Inside the ndp, the move was divisive. By voting day, it had created a veritable chasm within the broader left community. The federal election “badly tested the relationship” between social movements and the ndp, wrote Canadian Auto Workers economist Jim Stanford in the Globe and Mail a few days after Harper’s victory. “ndp strategists precipitated the election, sensing a moment of opportunity to win more seats. But their decision was made over the explicit objection of many progressive movements. They had used the Liberals’ fragile minority position to extract impressive, important gains (child care, new legal protections for workers, the aboriginal deal, and others); they wanted to solidify those victories, and win new ones.” Leaders from these progressive constituencies “all wanted the election later, not sooner.”

The most visible sign of division was Canadian Auto Workers president Buzz Hargrove’s campaign to stop the Conservatives by supporting New Democrats in ridings where they were likely to win and Liberals elsewhere. Three weeks after the election, the Ontario ndp executive suspended Hargrove from the party; its president, Sandra Clifford, explained that the sum of the union leader’s actions led to the suspension. “It was appearing with the prime minister”.”.”.”hugging him. Saying that he wanted a Liberal minority government,” Clifford said. In effect, the party had decided that it was an expellable offence for members to advocate strategic voting. While many insiders wanted Hargrove to “buzz off,” others were just as concerned about the decision to bring down the government; some also saw the entire ndp campaign as strategic and found Hargrove’s dismissal deeply parodixical.
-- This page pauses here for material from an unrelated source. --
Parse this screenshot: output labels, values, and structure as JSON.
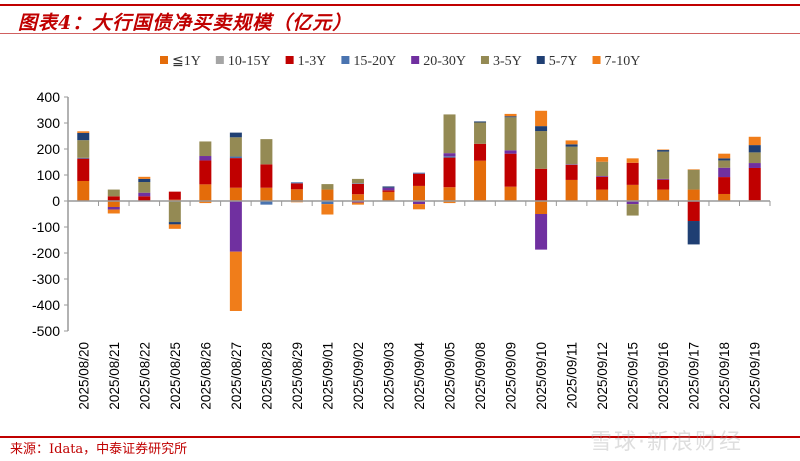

Prime Minister Martin had promised to call the election within thirty days of the release of retired justice John Gomery’s final report on the Liberal sponsorship scandal, which was delivered as planned on February 1, 2006. Either way, therefore, a trip to the polls was imminent. But ndp strategists thought it dangerous to allow the government to set the terms of debate, and were concerned that on the key issue of political ethics the party would be caught in a squeeze between the Liberals and the Conservatives. They believed that the Liberals would accept virtually all of Justice Gomery’s recommendations and that a chastened Liberal Party could win a majority government.

Still smarting over Martin’s successful last-ditch appeal to ndp supporters to vote Liberal to stop Harper during the 2004 election campaign, Layton’s team was determined not to let history repeat itself. Polls indicated that ndp supporters were the most worried about a Conservative government and, the thinking went, many would vote strategically again in the event of a successful campaign to demonize Harper. So, as revealed by ndp press releases, campaign literature, and Layton’s speeches, to prevent erosion of ndp support the party concentrated its fire on the Liberals, only sporadically mentioning the Conservatives in its attacks. The most memorable ndp television advertisement depicted Canadians giving the corrupt Liberals the boot.

These messages set the tone. Maude Barlow, chairperson of the Council of Canadians, for one, told me that she felt pressure “not to critique Harper,” and that the top priority was “to win more seats for the ndp.” During the election, the Council was involved in the Think Twice coalition, made up of groups that came together to warn Canadians about Stephen Harper’s record. “If the ndp was not going to talk about Harper’s record,” Barlow said, “we felt we had to.”

The ndp and the wider progressive community are divided over whether it really matters if a Stephen Harper or a Paul Martin is in power. The standard party answer during the election campaign was a flat no, a position Maude Barlow couldn’t agree with.